A UEFI screen which resembles a Legacy BIOS one in color scheme and design.
BIOS vs UEFI Boot Sequence – Which One to Use?
Most modern operating systems require UEFI in order to work. However, UEFI has support for Legacy BIOS in case there is a need to install an older operating system. A good example is an older laptop or machine which could technically be used for web browsing or lighter gaming.
Some older Windows systems still have working drivers for older equipment, while the same are deprecated and unusable on Windows 10 and 11.
Linux doesn’t have such issues, however, unless there is a very good reason to use Legacy BIOS and systems that don’t support UEFI, one should always opt for the latter. There are various security and quality-of-life reasons as to why one should use UEFI.
There might be a BIOS update for your motherboard which can help you solve any OS booting issues.
A UEFI screen of an ASRock Taichi, showing the disabled Secure Boot, often a thorn in the side of modern operating systems.
BIOS CSM vs UEFI – Compatibility or Modern Hardware?
Unless there is a need to install Windows Vista and previous iterations of Windows such as Windows XP, one should always opt for UEFI.
BIOS CSM stands for BIOS Compatibility Support Module, which is the aforementioned feature where you can emulate a BIOS environment within a UEFI compatible system. This option is turned off by default, the firmware assuming one would install a UEFI compatible OS.

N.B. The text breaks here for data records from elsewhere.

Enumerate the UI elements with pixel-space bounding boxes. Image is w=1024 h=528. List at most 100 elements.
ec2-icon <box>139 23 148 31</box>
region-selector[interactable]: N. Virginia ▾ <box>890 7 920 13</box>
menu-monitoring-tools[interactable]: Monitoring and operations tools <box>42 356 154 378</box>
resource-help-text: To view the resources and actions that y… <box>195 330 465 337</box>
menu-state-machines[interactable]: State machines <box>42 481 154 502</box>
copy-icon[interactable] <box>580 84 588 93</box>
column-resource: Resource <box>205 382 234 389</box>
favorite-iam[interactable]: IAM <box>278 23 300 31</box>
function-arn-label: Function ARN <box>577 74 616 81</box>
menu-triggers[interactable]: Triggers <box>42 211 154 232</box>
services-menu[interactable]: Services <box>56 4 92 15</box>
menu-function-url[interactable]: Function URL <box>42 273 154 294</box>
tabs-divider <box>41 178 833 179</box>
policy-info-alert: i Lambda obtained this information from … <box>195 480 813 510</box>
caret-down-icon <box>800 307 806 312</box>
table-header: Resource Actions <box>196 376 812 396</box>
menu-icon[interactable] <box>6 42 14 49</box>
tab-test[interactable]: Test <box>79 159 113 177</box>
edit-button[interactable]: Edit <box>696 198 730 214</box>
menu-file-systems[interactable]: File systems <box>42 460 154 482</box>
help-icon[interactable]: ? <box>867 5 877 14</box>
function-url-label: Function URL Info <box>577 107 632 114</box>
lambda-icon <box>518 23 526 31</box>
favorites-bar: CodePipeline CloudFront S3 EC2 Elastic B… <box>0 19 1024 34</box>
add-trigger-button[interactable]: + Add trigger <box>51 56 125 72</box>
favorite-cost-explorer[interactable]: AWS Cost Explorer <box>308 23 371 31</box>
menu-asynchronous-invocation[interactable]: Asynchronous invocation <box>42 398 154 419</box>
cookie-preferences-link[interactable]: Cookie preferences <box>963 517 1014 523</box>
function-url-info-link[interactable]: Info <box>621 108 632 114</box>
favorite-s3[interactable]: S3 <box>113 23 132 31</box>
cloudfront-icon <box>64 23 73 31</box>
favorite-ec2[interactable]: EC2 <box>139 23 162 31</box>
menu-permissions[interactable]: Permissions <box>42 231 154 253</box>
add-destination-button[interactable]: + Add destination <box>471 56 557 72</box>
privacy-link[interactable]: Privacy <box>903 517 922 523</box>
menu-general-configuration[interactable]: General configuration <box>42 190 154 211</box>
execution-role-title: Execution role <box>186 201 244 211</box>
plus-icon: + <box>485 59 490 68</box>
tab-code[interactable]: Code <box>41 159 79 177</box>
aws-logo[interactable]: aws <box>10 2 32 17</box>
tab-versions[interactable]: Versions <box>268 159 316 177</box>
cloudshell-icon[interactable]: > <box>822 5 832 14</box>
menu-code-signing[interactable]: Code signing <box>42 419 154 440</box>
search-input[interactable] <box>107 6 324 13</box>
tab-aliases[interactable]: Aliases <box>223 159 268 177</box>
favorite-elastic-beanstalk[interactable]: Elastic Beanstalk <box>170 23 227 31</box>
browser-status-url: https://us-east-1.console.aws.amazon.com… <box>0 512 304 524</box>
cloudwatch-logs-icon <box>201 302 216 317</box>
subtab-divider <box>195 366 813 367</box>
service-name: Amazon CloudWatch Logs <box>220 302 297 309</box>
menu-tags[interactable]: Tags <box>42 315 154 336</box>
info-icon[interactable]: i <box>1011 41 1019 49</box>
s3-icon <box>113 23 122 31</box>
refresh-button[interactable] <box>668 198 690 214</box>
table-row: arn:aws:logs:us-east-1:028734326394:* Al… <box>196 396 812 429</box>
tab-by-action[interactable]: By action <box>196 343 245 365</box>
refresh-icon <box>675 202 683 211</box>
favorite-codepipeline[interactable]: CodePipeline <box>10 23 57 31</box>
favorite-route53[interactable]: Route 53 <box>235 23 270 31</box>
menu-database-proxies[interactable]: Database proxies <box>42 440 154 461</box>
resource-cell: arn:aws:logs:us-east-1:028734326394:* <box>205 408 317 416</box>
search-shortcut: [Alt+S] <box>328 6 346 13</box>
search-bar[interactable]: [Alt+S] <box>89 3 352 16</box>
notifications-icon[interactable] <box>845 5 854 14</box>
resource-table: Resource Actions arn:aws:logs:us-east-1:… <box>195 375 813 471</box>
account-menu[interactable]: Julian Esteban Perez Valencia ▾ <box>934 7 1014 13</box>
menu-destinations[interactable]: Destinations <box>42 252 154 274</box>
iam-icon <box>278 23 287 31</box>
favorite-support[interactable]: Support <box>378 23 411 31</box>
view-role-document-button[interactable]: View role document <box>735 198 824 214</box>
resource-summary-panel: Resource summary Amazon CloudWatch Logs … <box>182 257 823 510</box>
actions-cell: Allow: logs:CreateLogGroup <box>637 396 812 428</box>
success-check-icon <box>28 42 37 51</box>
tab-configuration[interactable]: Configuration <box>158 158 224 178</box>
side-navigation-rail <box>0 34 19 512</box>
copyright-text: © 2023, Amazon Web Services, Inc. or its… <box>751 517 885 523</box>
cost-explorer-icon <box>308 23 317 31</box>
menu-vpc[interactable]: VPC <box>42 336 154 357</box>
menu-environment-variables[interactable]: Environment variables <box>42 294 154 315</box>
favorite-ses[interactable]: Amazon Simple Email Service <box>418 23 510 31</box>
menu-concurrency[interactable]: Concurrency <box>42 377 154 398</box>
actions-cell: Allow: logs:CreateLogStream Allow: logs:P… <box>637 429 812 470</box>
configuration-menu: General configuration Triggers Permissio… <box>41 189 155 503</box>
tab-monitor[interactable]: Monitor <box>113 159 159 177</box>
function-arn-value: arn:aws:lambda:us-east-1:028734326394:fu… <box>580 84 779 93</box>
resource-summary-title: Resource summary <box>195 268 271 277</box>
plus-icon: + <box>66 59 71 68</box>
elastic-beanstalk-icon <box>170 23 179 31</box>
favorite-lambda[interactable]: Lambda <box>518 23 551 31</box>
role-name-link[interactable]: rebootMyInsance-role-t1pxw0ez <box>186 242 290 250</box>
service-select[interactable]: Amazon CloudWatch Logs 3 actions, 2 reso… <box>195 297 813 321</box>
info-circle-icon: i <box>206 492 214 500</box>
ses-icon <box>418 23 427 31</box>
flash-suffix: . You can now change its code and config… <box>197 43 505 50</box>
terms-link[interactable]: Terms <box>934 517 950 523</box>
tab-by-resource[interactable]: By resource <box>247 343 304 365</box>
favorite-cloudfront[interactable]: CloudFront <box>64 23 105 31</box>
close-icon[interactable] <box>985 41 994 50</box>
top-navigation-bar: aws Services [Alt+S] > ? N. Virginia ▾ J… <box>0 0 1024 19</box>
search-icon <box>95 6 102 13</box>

UEFI allows you to install multiple operating systems on a single drive, which can be a hassle, but is worth it to some users. UEFI also has better management in almost every single way. The only problem that people run into is Secure Boot, a finicky option that can be turned off.
UEFI updates are important and should be considered whenever possible and when it doesn’t pose a risk of destabilizing a system which requires constant uptime.
A UEFI boot order page, showing various operating systems. Note the UEFI OSs and that a flash drive can also be booted in either UEFI or Legacy BIOS mode.
UEFI Is Ahead But BIOS Has Its Uses
Even though most people have modern computers which support UEFI and can host modern operating systems, Legacy BIOS support is still present within every system that supports UEFI.
Legacy BIOS can have its uses, from fast and simple booting to still having control over parts of the motherboard such as the chipset, overclocking and boot order.
UEFI, on the other hand, has an intuitive GUI with support for other peripherals such as a mouse, networking support and the option to directly troubleshoot the computer. Booting an operating system in a live, non-installed environment is a bonus for everyone who wants to test a system before committing to one.
For most users and use cases, UEFI should be the preferred way to boot an operating system. There are fringe use cases where Legacy BIOS can be used, but those are few and most who need it are already in the know.